Excepto por los majestuosos pasajes visionarios, el tono del cautivante relato es amable y ligero, gracias a una sensación de levedad que arraiga en una concepción transpersonal y optimista de la(s) vida(s). El mendigo sin piernas, paria en la India, que según la anamnesis habría sido el pintor en su vida anterior, es feliz incluso en su feroz intemperie y en su pobreza porque se sabe así fiel pagador de todas sus deudas de aquellas otras existencias previas ya olvidadas. Renacerá en Rosario como un viajero curioso que goza expresando su espiritualidad a través de la pintura. Y que también disfruta de los sentidos: el amor carnal, la pintura misma, los encuentros con amigos en un bar bohemio de la calle Maipú.

"Ya no soy yo sino otra cosa que no puedo describir. Lentamente, parte a parte. Del revés íntegramente. Estoy dado vuelta. Lo que veo ahora genera un dolor indescriptible. Yo. Las tanzas siguen deslizándose y al fin cada anzuelo logra quedarse con un trozo. El miedo y el dolor desaparecen. Cuando cada uno de los infinitos anzuelos ha pescado lo suyo, todo se detiene. Como una foto viviente de pequeñas parcelas del yo flotando en tensión. […] Entonces la acción comienza. Todos los trozos giran caóticamente, no solo en el lugar sino que se desplazan, ahora no son trozos sino pequeñas luces. […] Soy el universo con todas sus finitudes e infinitudes. Soy un átomo girando con todas sus finitudes e infinitudes. No hay tiempos ni espacios ni tamaños. Solo energía de vibración crística sin nomenclatura. YO SOY. UNO. El 146 negro me deja a pocas cuadras, pero como acostumbro me bajo un tanto antes para que la caminata se prolongue…" 

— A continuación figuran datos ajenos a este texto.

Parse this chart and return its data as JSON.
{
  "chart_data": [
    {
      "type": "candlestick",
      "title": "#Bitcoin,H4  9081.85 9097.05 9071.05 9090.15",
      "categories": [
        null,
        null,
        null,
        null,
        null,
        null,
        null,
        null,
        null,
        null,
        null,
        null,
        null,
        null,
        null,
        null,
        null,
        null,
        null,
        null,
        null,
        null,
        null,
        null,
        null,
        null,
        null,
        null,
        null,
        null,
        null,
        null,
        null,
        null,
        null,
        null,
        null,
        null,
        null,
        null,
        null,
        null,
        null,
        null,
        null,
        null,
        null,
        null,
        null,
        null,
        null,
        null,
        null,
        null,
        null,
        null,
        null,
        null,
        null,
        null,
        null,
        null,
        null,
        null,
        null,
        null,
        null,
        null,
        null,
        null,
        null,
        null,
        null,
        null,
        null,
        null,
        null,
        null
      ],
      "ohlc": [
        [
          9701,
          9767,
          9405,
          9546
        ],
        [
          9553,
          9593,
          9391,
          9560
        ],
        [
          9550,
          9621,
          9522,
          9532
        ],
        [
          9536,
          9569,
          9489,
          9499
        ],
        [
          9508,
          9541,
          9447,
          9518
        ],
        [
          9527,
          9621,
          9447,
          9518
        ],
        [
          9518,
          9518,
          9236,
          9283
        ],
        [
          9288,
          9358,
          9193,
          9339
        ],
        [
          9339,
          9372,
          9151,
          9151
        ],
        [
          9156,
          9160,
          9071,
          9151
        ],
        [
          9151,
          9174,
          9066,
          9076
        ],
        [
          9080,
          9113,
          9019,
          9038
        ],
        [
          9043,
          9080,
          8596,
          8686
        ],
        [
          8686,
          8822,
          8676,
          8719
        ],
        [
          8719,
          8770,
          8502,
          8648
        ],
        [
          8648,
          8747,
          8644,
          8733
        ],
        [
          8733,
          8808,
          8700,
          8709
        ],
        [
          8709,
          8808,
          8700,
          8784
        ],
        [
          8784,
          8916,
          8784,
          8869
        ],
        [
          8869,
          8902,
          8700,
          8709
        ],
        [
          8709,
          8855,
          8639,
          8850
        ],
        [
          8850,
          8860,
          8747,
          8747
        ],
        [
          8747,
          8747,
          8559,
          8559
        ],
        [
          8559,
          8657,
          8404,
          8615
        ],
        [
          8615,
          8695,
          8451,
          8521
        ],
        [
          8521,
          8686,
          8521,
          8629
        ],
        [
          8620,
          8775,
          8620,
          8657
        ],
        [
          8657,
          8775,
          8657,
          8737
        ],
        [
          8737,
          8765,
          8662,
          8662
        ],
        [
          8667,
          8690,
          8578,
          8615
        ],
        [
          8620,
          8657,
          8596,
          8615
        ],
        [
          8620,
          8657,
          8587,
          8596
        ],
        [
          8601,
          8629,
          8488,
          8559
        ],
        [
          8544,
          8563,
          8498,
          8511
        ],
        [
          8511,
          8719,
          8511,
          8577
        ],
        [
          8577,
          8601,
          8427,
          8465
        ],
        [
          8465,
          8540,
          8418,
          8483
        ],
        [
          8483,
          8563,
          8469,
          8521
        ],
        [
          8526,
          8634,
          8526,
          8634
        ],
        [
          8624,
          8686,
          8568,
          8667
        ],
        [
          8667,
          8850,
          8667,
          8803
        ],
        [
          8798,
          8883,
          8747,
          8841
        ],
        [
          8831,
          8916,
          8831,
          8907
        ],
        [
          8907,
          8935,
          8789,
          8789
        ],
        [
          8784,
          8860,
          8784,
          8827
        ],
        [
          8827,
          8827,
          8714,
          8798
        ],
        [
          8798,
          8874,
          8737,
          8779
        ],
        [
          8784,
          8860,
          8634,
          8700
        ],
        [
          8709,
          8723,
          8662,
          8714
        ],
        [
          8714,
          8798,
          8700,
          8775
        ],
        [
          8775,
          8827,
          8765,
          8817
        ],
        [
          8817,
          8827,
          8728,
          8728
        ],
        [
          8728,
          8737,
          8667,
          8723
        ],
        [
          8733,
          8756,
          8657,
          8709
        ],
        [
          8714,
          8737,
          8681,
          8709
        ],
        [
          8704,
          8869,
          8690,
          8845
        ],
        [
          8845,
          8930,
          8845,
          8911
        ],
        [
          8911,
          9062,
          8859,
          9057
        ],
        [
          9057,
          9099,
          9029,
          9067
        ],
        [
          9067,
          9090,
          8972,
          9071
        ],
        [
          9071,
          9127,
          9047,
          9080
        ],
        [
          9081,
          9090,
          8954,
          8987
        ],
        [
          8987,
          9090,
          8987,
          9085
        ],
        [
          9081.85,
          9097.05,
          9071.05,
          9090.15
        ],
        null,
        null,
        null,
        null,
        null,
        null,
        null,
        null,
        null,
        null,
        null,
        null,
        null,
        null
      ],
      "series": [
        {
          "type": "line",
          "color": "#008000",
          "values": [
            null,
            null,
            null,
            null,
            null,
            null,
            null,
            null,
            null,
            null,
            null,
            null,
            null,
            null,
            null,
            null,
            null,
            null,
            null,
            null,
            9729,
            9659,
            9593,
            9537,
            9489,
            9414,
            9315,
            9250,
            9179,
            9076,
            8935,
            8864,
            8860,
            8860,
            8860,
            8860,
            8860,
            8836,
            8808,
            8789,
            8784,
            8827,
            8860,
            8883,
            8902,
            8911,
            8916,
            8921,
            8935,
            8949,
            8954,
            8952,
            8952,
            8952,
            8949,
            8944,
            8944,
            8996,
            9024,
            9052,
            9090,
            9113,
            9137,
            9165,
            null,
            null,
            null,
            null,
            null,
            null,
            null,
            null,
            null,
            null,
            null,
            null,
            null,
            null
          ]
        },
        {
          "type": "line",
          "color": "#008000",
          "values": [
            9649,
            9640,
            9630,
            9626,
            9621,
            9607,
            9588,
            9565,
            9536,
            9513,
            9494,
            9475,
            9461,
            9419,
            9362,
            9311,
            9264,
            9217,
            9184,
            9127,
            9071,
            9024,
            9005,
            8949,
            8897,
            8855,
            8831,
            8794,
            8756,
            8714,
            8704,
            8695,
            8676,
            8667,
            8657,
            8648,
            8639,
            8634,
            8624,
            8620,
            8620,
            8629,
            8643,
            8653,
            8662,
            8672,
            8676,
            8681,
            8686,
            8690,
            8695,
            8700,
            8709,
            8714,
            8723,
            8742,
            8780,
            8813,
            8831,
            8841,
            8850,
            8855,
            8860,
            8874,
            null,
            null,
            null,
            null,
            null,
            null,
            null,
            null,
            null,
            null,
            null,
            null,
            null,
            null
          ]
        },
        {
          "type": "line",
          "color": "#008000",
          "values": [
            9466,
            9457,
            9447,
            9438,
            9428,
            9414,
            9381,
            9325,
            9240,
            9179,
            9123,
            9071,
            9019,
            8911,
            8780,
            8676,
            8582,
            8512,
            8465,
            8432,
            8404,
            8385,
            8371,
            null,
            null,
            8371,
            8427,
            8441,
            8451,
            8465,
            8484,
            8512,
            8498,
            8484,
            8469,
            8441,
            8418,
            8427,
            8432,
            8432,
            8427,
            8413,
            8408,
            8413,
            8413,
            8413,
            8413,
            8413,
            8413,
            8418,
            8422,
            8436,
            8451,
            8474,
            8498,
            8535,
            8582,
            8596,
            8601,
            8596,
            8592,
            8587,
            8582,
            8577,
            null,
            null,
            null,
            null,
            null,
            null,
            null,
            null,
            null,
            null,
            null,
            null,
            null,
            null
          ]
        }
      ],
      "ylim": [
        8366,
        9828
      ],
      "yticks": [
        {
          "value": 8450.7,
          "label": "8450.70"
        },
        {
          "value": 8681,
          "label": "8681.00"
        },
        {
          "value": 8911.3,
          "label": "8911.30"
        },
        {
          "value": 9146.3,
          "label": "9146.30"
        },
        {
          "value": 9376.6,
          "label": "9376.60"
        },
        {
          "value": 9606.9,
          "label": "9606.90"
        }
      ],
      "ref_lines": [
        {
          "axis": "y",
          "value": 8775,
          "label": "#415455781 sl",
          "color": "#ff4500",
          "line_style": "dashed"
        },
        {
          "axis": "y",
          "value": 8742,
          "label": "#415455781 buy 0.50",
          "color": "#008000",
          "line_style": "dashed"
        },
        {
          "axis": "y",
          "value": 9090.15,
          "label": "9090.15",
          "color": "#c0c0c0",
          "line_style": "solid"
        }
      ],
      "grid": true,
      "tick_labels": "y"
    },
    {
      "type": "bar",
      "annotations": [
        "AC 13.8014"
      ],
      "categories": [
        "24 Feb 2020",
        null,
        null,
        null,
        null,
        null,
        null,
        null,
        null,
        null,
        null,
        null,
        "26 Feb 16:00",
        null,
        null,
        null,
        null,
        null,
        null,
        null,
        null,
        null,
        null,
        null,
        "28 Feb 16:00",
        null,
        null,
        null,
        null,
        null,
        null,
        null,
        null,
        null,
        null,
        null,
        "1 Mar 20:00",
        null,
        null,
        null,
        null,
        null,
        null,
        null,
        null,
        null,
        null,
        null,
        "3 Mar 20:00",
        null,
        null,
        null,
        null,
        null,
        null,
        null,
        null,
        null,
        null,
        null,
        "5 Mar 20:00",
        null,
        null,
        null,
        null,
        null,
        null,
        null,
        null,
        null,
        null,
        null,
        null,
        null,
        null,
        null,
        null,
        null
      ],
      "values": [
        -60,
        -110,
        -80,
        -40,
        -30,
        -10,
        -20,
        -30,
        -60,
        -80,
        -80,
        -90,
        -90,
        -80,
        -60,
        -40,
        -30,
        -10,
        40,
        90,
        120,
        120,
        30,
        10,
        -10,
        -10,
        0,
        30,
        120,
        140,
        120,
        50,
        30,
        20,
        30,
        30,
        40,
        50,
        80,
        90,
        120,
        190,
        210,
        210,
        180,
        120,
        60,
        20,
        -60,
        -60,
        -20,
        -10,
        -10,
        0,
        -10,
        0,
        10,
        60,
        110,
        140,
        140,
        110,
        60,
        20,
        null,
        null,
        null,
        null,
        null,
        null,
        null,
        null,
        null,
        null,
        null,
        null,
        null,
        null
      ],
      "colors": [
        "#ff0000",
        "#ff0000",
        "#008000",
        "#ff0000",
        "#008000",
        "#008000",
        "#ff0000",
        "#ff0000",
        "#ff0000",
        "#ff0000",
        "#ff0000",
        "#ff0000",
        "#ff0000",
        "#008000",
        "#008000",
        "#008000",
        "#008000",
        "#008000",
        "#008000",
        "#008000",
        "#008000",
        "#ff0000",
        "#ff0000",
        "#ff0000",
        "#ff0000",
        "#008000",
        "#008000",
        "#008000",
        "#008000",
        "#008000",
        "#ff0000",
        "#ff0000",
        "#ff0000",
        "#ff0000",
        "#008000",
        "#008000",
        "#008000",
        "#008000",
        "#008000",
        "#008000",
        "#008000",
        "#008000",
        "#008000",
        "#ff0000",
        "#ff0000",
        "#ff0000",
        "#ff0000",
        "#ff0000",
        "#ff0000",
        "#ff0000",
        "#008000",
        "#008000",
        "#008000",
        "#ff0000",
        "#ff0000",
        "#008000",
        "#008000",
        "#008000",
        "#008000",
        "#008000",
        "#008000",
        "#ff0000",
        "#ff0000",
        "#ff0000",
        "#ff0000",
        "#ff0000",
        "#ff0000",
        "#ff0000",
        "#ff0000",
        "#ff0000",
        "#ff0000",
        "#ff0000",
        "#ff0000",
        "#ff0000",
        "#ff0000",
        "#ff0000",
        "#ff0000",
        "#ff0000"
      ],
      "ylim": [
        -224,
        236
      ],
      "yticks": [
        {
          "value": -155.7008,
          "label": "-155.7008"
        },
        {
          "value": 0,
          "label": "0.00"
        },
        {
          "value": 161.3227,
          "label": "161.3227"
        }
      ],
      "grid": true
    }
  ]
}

Dibujo de Lázaro Diacovich que ilustra Oro brujo

Citas de libros sagrados de la India encabezan visiones místicas que se continúan con la vida cotidiana en la ciudad. Un romance atraviesa diversos países de la mano de la magia de los naipes de Tarot. Entre los personajes del libro, se pueden reconocer retratos de la personalidad, la voz, la obra e incluso el espacio de producción de sus colegas pintores locales Eduardo Contissa y Rodolfo Perassi (apodado en este libro como "el Viejo", cosa que no le hizo demasiada gracia al retratado, quien se lo perdonó al autor desde la magnanimidad que le otorga el haber sido también inspiración de un personaje del Negro Fontanarrosa), además de otros no tan conocidos. En estos tiempos de agotamiento de cierta fórmula consagrada de lo fantástico (el modelo Aira, digamos) y de cierta crisis inconfesada de la ficción que no logran paliar cientos y cientos de crónicas banales montadas en el giro autobiográfico y la literatura del yo, hay que dar la bienvenida a una novela que trasciende todo eso sin pose, producida sin ninguna expectativa de ingreso al canon literario por un autor que viene desde la plástica pero que tampoco se desvela por acceder al canon artístico. Y que además está muy bien escrita. Y que tiene el plus de estar ilustrada con pinturas y dibujos de su autor, algunos monocromos y otros en colores, en una cuidada edición dirigida con gran sensibilidad por la poeta María Paula Alzugaray.

Oro brujo es la obra literaria que el baqueteado realismo estaba necesitando para expandirse hacia nuevos horizontes. Viene a cumplir esa misión sin impostura alguna y abre algunas cabezas como al pasar mientras deja constancia del agite de la escena pictórica en Rosario.